Isil – in the House of Commons am 2:30 pm ar 23 Chwefror 2015.
What budgetary assumptions he is making to inform the strategic defence and security review.
The Government’s priority remains the delivery of the 2010 strategic defence and security review. The next SDSR will not begin until after the election.
Does the Secretary of State agree that all the major parties in the coming election should commit to a real-terms increase in the defence budget and to the 2% NATO target, because only that way can we hope to keep our nation safe in an increasingly hostile and menacing world?
Since the 2010 SDSR, our planning assumption has been that real growth in the defence budget, with 1% growth on equipment, is required to deliver the highly capable and adaptable armed forces that we set out in Future Force 2020. The scale of our current operations in Kabul, the middle east and Sierra Leone underline the value of the flexibility that we encouraged in that review.
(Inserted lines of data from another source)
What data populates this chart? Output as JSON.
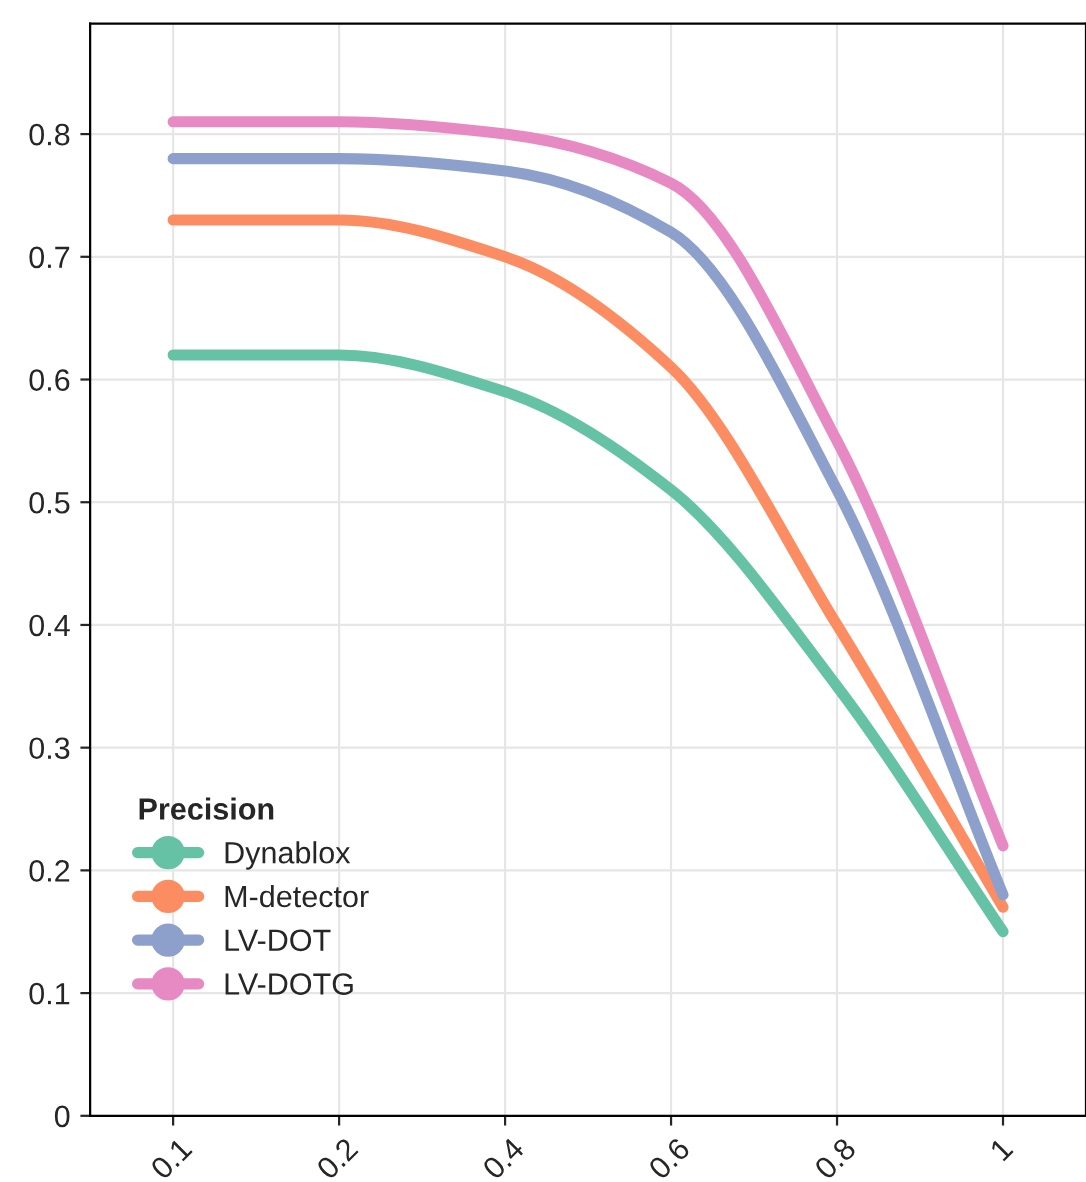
{
  "chart_data": {
    "type": "line",
    "categories": [
      "0.1",
      "0.2",
      "0.4",
      "0.6",
      "0.8",
      "1"
    ],
    "series": [
      {
        "name": "Dynablox",
        "color": "#66c2a5",
        "values": [
          0.62,
          0.62,
          0.59,
          0.51,
          0.35,
          0.15
        ]
      },
      {
        "name": "M-detector",
        "color": "#fc8d62",
        "values": [
          0.73,
          0.73,
          0.7,
          0.61,
          0.4,
          0.17
        ]
      },
      {
        "name": "LV-DOT",
        "color": "#8da0cb",
        "values": [
          0.78,
          0.78,
          0.77,
          0.72,
          0.51,
          0.18
        ]
      },
      {
        "name": "LV-DOTG",
        "color": "#e78ac3",
        "values": [
          0.81,
          0.81,
          0.8,
          0.76,
          0.55,
          0.22
        ]
      }
    ],
    "ylim": [
      0,
      0.89
    ],
    "yticks": [
      0,
      0.1,
      0.2,
      0.3,
      0.4,
      0.5,
      0.6,
      0.7,
      0.8
    ],
    "grid": true,
    "legend": "bottom left",
    "legend_title": "Precision",
    "marker": "none",
    "line_style": "solid"
  }
}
So far as the future is concerned, we are spending £34 billion this year; we will be spending £34 billion next year. It is time we heard from Labour whether it will match that spending or whether it plans to cut it.
I congratulate the Defence Secretary on highlighting the real and present danger posed by Mr Putin’s Russia to the stability of Europe and the threat posed by ISIL. Does he agree that it would be folly for the United Kingdom to cut its defence expenditure below the minimum requirement of 2% that NATO has set?
I am grateful to my hon. Friend. I have set out our planning assumptions for the current defence budget, but I still think we ought to hear exactly what the Opposition’s plan is. Are they going to match our £34 billion a year, or are they going to cut it? Is it match or cut? [Interruption.]
Not very statesmanlike. Mr Jones, you aspire to be a statesman. I have sought to encourage and nurture your ambitions. [Interruption.] No, he says from a sedentary position. Don’t be so unambitious, man, for goodness’ sake.